Les drones (image d'illustration) [Ding Lei / XINHUA / Xinhua via AFP]

Chaque nuit, les établissements pénitentiaires sont survolés par des dizaines d'aéronefs, sous le regard démuni des agents pénitentiaires. 2,5 millions d'engins sont actuellement en circulation en France, dont une partie est entre les mains de la criminalité organisée. Les narcotrafiquants s'en servent pour livrer directement en prison. Le nombre de livraisons illicites a augmenté de 1.100% entre 2021 et 2025. Comment se déroulent ces transactions ?

La transaction s'opère généralement la nuit, à l'abri des regards. Un livreur, recruté par les chefs de réseau, se positionne à proximité de la prison. Pour sa mission, il est payé entre 50 et 100 euros. Sur son drone, il positionne un ou plusieurs colis numérotés pour chaque détenu. À l'intérieur du paquet, un portable ou encore du cannabis. Des drones pour la plupart indétectables.

Un tiers des prisons équipées de systèmes anti-drones

Aujourd'hui, à peine 60 prisons sur les 180 centres pénitentiaires disposent de brouilleurs. Un chiffre que confirme la Chancellerie, qui entend toutefois augmenter le nombre d’établissements pénitentiaires équipés de ces dispositifs, notamment à travers le plan "zéro portable" qui prévoit le déploiement de 19 nouveaux dispositifs avant la fin du 1er trimestre 2026, soit une augmentation de +33 %.

Mais pour Wilfried Fonck, du syndicat Ufap-Unsa, cela n’est pas suffisant, d'autres mesures doivent être envisagées : "Aujourd'hui, ce qu'il faudrait, au-delà des systèmes de brouillage de drones, c'est d'avoir véritablement une sorte de couverture au-dessus des établissements pénitentiaires, mettre des filets qui permettraient d'éviter que les drones ne puissent déposer leurs colis". 

Un tel dispositif, par exemple pour la prison de la Santé, coûterait 250.000 euros. Aujourd'hui, à peine un quart des prisons françaises sont dotées de filets antiprojections.

6 livraisons par drone chaque jour

L’administration pénitentiaire peine ainsi aujourd’hui à lutter contre les jets de colis dans les prisons.
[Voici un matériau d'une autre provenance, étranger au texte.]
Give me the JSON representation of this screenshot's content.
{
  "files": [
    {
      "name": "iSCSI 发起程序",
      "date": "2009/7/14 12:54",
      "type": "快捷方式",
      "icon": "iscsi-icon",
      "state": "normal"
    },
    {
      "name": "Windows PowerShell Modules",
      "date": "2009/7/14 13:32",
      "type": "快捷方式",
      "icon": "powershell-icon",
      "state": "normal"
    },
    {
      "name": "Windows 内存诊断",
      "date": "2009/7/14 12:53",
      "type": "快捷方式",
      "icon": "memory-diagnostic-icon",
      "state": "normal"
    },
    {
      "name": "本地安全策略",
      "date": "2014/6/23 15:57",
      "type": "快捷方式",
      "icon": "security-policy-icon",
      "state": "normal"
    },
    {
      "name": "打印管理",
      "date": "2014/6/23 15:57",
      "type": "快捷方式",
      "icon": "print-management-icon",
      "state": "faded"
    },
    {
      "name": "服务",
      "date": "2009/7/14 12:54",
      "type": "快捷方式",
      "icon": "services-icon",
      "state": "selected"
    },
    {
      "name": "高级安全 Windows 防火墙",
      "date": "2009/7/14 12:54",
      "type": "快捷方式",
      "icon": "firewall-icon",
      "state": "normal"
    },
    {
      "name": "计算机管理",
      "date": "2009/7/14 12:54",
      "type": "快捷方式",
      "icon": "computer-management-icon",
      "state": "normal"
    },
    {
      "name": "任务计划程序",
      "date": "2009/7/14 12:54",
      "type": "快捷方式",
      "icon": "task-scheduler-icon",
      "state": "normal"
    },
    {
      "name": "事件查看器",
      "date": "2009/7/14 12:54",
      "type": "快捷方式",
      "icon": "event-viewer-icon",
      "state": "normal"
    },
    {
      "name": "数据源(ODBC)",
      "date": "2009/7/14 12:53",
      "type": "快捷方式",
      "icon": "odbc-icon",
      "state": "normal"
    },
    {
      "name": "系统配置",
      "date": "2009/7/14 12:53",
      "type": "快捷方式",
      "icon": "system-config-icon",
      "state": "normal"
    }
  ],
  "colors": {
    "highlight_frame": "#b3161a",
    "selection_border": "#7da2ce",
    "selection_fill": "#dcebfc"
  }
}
Le nombre de livraisons par drone est passé de 37 en 2021 à 2121 en 2025, soit une augmentation de plus de 1.100 %. Aujourd’hui, ce sont donc six livraisons par jour qui arrivent directement dans les mains des détenus.

Du côté du ministère de la Justice, cette forte augmentation du nombre de tentatives de survol recensées "ne traduit pas une explosion du phénomène, mais l’amélioration très nette de sa détection". Pour la Chancellerie, ces chiffres s’expliquent par les investissements importants réalisés ces dernières années par l’administration pénitentiaire pour déployer des dispositifs de lutte anti-drone performants qui s'adaptent à l'évolution des technologies.